PRO TIP: Cooking the eggs using this method keeps the yoke from becoming chalky and dry, and the white being rubbery.
When the timer goes off, put the eggs into a jug of ice water, the colder the better! This stops the cooking process and can help peeling.
Once the eggs feel cold to the touch, peel the eggs.
Gently mash to desired consistency. And keep in mind, you will mash them again when mixing into the potato salad.
PREP HAM, CORN, & VEG
Slice the ham into thin strips, and remove any tough edges. I’m using Black Forest ham, a classic deli sandwich ham.
Drain and rinse the canned corn, and set aside.
Gently squeeze the remaining liquid from the salted carrots and cucumbers. Rinse off the salt, and then squeeze one last time.
Discard the salty green water!
ASSEMBLE POTATO SALAD
Add the eggs to the potatoes, and gently mix in. At this point you can mash the egg to the desired consistency.
Add the cucumber, carrots, corn, and ham to the mixture and gentle fold the ingredients together.
Add a sprinkle of finely ground pepper and a sprinkle of salt, then add the kewpie mayo.
Start with 4 tbsp, mix gently, and then add more to taste.
Continue to fold mixture until all ingredients are evenly distributed and test for your desired texture and taste.

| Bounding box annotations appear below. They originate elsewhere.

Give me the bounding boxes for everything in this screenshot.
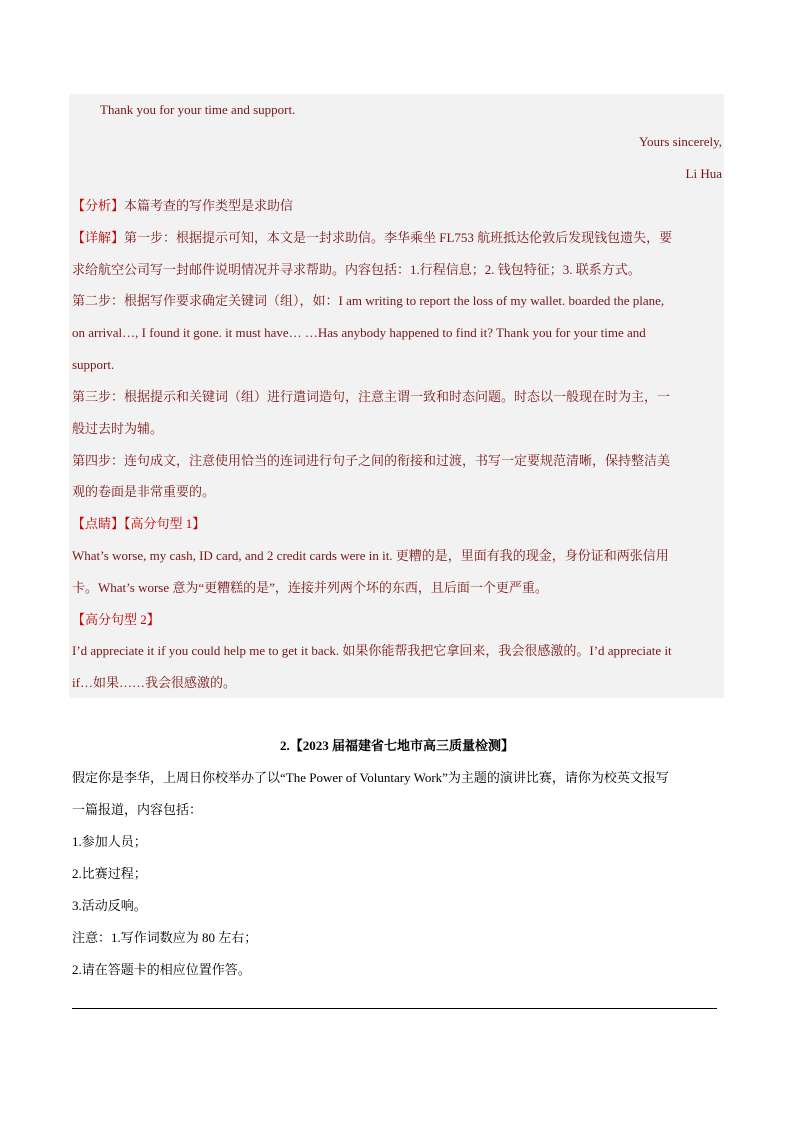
pattern1-line2: 卡。What’s worse 意为“更糟糕的是”，连接并列两个坏的东西，且后面一个更严重。 — [72, 580, 548, 595]
question-prompt-line1: 假定你是李华，上周日你校举办了以“The Power of Voluntary Work”为主题的演讲比赛，请你为校英文报写 — [72, 770, 669, 785]
step1-text-a: 第一步：根据提示可知，本文是一封求助信。李华乘坐 FL753 航班抵达伦敦后发现钱包遗失，要 — [124, 230, 673, 245]
question-item-2: 2.比赛过程； — [72, 866, 147, 881]
letter-sign-off: Yours sincerely, — [638, 134, 722, 149]
letter-closing-line: Thank you for your time and support. — [100, 102, 296, 117]
pattern1-line1: What’s worse, my cash, ID card, and 2 credit cards were in it. 更糟的是，里面有我的现金，身份证和两张信用 — [72, 548, 669, 563]
pattern2-line1: I’d appreciate it if you could help me to get it back. 如果你能帮我把它拿回来，我会很感激的。I’d appreciate it — [72, 643, 672, 658]
detail-step2-line1: 第二步：根据写作要求确定关键词（组），如：I am writing to report the loss of my wallet. boarded the plane, — [72, 293, 665, 308]
detail-step2-line3: support. — [72, 357, 115, 372]
question-title: 2.【2023 届福建省七地市高三质量检测】 — [279, 738, 514, 753]
detail-step4-line2: 观的卷面是非常重要的。 — [72, 484, 216, 499]
analysis-tag: 【分析】 — [72, 198, 125, 213]
detail-step3-line2: 般过去时为辅。 — [72, 421, 164, 436]
question-note-2: 2.请在答题卡的相应位置作答。 — [72, 962, 251, 977]
detail-step1-line2: 求给航空公司写一封邮件说明情况并寻求帮助。内容包括：1.行程信息；2. 钱包特征；3. 联系方式。 — [72, 262, 641, 277]
letter-signature: Li Hua — [685, 166, 722, 181]
answer-writing-line[interactable] — [72, 1008, 717, 1009]
question-note-1: 注意：1.写作词数应为 80 左右； — [72, 930, 258, 945]
question-prompt-line2: 一篇报道，内容包括： — [72, 802, 203, 817]
analysis-text: 本篇考查的写作类型是求助信 — [124, 198, 294, 213]
pattern2-line2: if…如果……我会很感激的。 — [72, 675, 236, 690]
detail-step1-line1 — [72, 228, 722, 248]
pattern2-tag: 【高分句型 2】 — [72, 612, 160, 627]
dianjing-tag: 【点睛】【高分句型 1】 — [72, 516, 206, 531]
question-item-1: 1.参加人员； — [72, 834, 147, 849]
detail-step4-line1: 第四步：连句成文，注意使用恰当的连词进行句子之间的衔接和过渡，书写一定要规范清晰，保持整洁美 — [72, 453, 671, 468]
detail-step3-line1: 第三步：根据提示和关键词（组）进行遣词造句，注意主谓一致和时态问题。时态以一般现在时为主，一 — [72, 389, 671, 404]
analysis-line — [72, 196, 722, 216]
detail-tag: 【详解】 — [72, 230, 125, 245]
question-item-3: 3.活动反响。 — [72, 898, 147, 913]
detail-step2-line2: on arrival…, I found it gone. it must have… …Has anybody happened to find it? Thank you for your time and — [72, 325, 646, 340]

Traditionally, it is served piled in a small bowl and enjoyed as a side dish accompanying other tiny bites.
Best enjoyed with a glass of cold beer, or with a cold glass of hojicha tea.
TIPS & TRICKS
Additional toppings
Once you’ve created your potato salad, adding dry toppings such as dried fried onions or sprinkles of katsuobushi (dried bonito tuna) can add a nice extra crunch and smoky hit to the dish.
Keep it consistent
Try not to over mayo your potato salad, the consistency should be creamy enough that all the ingredients can hold together on a spoon, but not so drenched in mayo that it tastes too rich and wet.
Serving it Up:
You can make your potato salad the day before you plan to eat it, just make sure to taste it, and add an extra squeeze of mayo before serving if the salad consistency seems dry.
POTATO SALAD SANDWICH RECIPE:
You can use the potato salad to make another Japanese comfort food, the “potato salad sando”.
Cut the crust off of two slices of white bread.
Take two washed and dried leaves of romaine lettuce, and place on one side of the bread.
Pile the potato salad onto the lettuce.
Close the sandwich and cut on an angle.